Volume 105, Issue 2, Pages 459-466
To evaluate a single treatment center’s experience with autologous IVF using vitrified and warmed oocytes, including fertilization, embryonic development, pregnancy, and birth outcomes, and to estimate the likelihood of live birth of at least one, two, or three children according to the number of mature oocytes cryopreserved by elective fertility preservation patients.
Retrospective cohort study.
Private practice clinic.
Women undergoing autologous IVF treatment using vitrified and warmed oocytes. Indications for oocyte vitrification included elective fertility preservation, desire to limit the number of oocytes inseminated and embryos created, and lack of available sperm on the day of oocyte retrieval.

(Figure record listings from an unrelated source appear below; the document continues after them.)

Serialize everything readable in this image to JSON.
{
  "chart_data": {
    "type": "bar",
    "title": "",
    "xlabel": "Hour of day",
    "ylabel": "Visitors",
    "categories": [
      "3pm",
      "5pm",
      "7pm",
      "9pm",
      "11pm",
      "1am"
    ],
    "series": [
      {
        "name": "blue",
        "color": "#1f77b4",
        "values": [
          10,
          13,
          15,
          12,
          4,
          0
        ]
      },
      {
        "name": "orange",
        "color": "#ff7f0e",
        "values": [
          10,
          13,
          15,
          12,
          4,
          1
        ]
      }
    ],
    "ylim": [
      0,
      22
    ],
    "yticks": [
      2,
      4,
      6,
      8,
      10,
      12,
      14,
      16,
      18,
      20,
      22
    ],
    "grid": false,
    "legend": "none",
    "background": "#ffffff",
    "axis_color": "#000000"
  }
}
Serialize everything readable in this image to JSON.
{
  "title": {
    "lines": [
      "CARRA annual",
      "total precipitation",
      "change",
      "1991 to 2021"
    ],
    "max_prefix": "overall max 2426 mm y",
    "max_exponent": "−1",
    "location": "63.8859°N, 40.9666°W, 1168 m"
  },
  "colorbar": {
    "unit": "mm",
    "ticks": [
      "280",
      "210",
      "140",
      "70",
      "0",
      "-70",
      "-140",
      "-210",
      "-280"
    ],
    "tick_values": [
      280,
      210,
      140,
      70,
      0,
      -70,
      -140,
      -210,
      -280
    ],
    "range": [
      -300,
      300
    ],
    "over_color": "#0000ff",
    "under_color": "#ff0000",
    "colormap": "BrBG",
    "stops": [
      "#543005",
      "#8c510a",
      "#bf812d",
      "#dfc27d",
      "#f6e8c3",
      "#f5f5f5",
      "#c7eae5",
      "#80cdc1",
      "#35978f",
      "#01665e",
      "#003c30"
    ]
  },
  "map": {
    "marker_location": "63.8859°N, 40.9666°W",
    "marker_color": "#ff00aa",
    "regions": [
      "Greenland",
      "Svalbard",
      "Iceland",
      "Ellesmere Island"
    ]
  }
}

Oocyte vitrification, warming, and subsequent IVF treatment.
Main Outcome Measure(s):
Post-warming survival, fertilization, implantation, clinical pregnancy, and live birth rates.
A total of 1,283 vitrified oocytes were warmed for 128 autologous IVF treatment cycles. Postthaw survival, fertilization, implantation, and birth rates were all comparable for the different oocyte cryopreservation indications; fertilization rates were also comparable to fresh autologous intracytoplasmic sperm injection cycles (70% vs. 72%). Implantation rates per embryo transferred (43% vs. 35%) and clinical pregnancy rates per transfer (57% vs. 44%) were significantly higher with vitrified–warmed compared with fresh oocytes. However, there was no statistically significant difference in live birth/ongoing pregnancy (39% vs. 35%). The overall vitrified–warmed oocyte to live born child efficiency was 6.4%.
Treatment outcomes using autologous oocyte vitrification and warming are as good as cycles using fresh oocytes. These results are especially reassuring for infertile patients who must cryopreserve oocytes owing to unavailability of sperm or who wish to limit the number of oocytes inseminated. Age-associated estimates of oocyte to live-born child efficiencies are particularly useful in providing more explicit expectations regarding potential births for elective oocyte cryopreservation.